Modern cellular telephones require ever higher data transmission rates and different mobile radio standards. While the GSM mobile radio standard already provides adequate data transmission rates for speech data transmission, the WCDMA/UMTS mobile radio standard is required for transmission of greater amounts of data. The W-LAN (Wireless Local Area Network) is used for very high data transmission rates, for example, for multimedia applications. Owing to the narrow available frequency spectrum, different transmission frequencies in the range from 800 MHz to 2.5 GHz are provided for the various mobile radio standards. The different requirements for the transmission and receiver stages in mobile communication appliances necessitate the development of radio-frequency assemblies of high functionality.
Examples of various assemblies or modules that are used in the transmission and reception paths of a communication appliance or cellular telephone, or cellphone for short, include not only the power amplifier for amplification of a signal to be transmitted as well as an antenna, but also an antenna switch, which connects antennas with different resonant frequencies to the power amplifier. Each antenna that is used within the cellphone is provided with its own matching to the power amplifier in the transmission path.
The same applies to the receiving amplifier, which is likewise coupled to the various antennas. The various assemblies or modules in the transmission path and in the reception path of a mobile communication appliance are in general each developed, designed and implemented in their own right. They are accommodated on different substrate mounts and are each provided with a standardized 50 ohm interface.
FIG. 8 shows a detail of a transmission path in a conventional communication appliance. In this case, a power amplifier P1 is connected to an antenna switch P2. One output of the antenna switch P2 in turn leads to an antenna, which is not shown here. The power amplifier P1 and the switch P2, which are formed in different semiconductor bodies, have the respective impedance Z1 and Z2. The two impedances Z1 and Z2 of the circuits differ from one another and correspond to the impedances of the circuits which process the signals. In order to minimize the signal losses resulting from reflections, the circuit A1 transforms the impedance to 50 ohms, upstream of the output of the power amplifier P1. The output of the power amplifier is then 50 ohms.
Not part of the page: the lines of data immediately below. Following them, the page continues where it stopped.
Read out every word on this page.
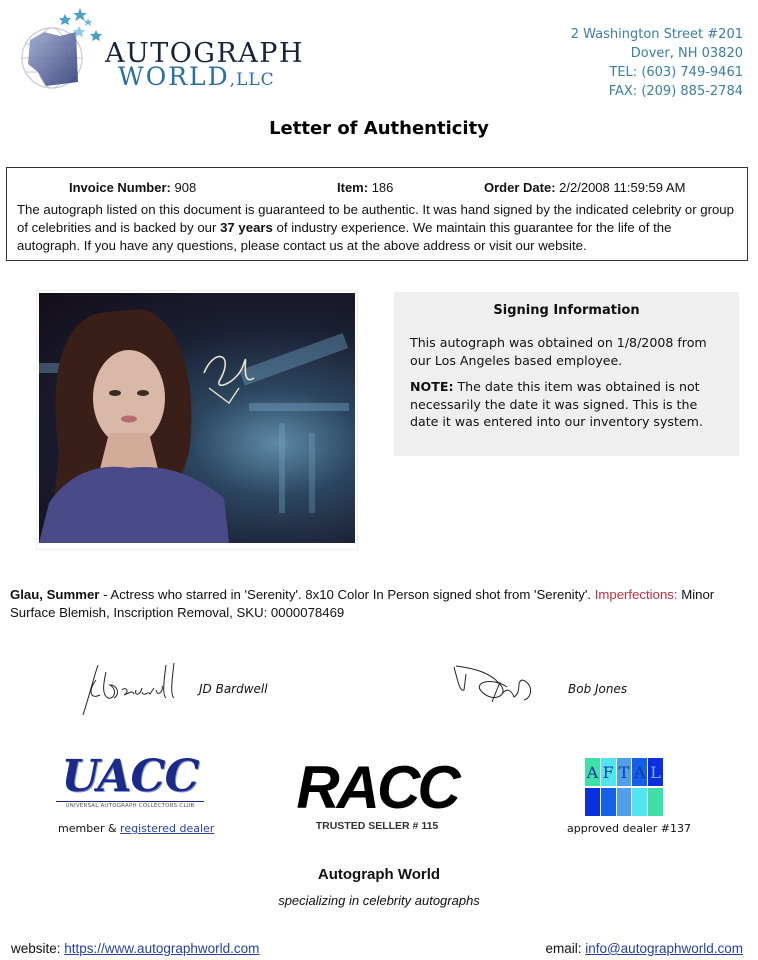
AUTOGRAPH
WORLD,LLC
2 Washington Street #201
Dover, NH 03820
TEL: (603) 749-9461
FAX: (209) 885-2784
Letter of Authenticity
Invoice Number: 908	Item: 186	Order Date: 2/2/2008 11:59:59 AM
The autograph listed on this document is guaranteed to be authentic. It was hand signed by the indicated celebrity or group of celebrities and is backed by our 37 years of industry experience. We maintain this guarantee for the life of the autograph. If you have any questions, please contact us at the above address or visit our website.
Signing Information

This autograph was obtained on 1/8/2008 from our Los Angeles based employee.

NOTE: The date this item was obtained is not necessarily the date it was signed. This is the date it was entered into our inventory system.

Glau, Summer - Actress who starred in 'Serenity'. 8x10 Color In Person signed shot from 'Serenity'. Imperfections: Minor Surface Blemish, Inscription Removal, SKU: 0000078469
JD Bardwell	Bob Jones
UACC
UNIVERSAL AUTOGRAPH COLLECTORS CLUB
member & registered dealer
RACC
TRUSTED SELLER # 115
A F T A L
approved dealer #137
Autograph World
specializing in celebrity autographs
website: https://www.autographworld.com	email: info@autographworld.com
In the same way, a matching apparatus A2 is connected upstream of the internal signal processing for the antenna circuit P2, and transforms the line impedance from 50 ohms on the line L to the internal impedance Z2 of the antenna circuit P2. The power amplifier P1 and the antenna circuit P2 can thus be connected to one another, despite having different internal circuit impedances Z1 and Z2. The transformation circuits A1 and A2 are in this case generally accommodated within the corresponding semiconductor body of the power amplifier P1 and of the antenna circuit P2, respectively. Any mismatching of the line L, which would lead to greater reflection losses, is thus reduced.
The provision of the standardized 50 ohm interfaces allows widely differing assemblies or modules to be connected such that they are matched to one another at radio frequencies.
However, matching of the internal impedance Z1 to the input impedance of 50 ohms and, respectively, the output impedance, by the transformation circuit A3 and A1, respectively, is possible only within a relatively narrow frequency range. This is due to the internal matching circuits A3 and A1, respectively, which allow matching of the respective impedances Z2 and Z1 only in a narrow frequency range. Outside these frequency ranges, matching errors result in losses, which considerably reduce the performance of the corresponding component. Any change in the internal impedance Z1 likewise leads to a mismatch and to a discrepancy from the standardized 50 ohms, since the transformation circuits A1 and A3 now carry out fixed impedance matching. This effect is particularly evident in the case of antennas that are especially sensitive to environmental influences. When designing a transmitting arrangement, an appropriate margin must therefore be planned in, in order to make it possible to satisfy the entire specification. This increases the overall power consumption of the entire circuit, reduces the efficiency, and increases the production costs. Furthermore, a number of space-saving antennas must be matched to the geometry of the housing.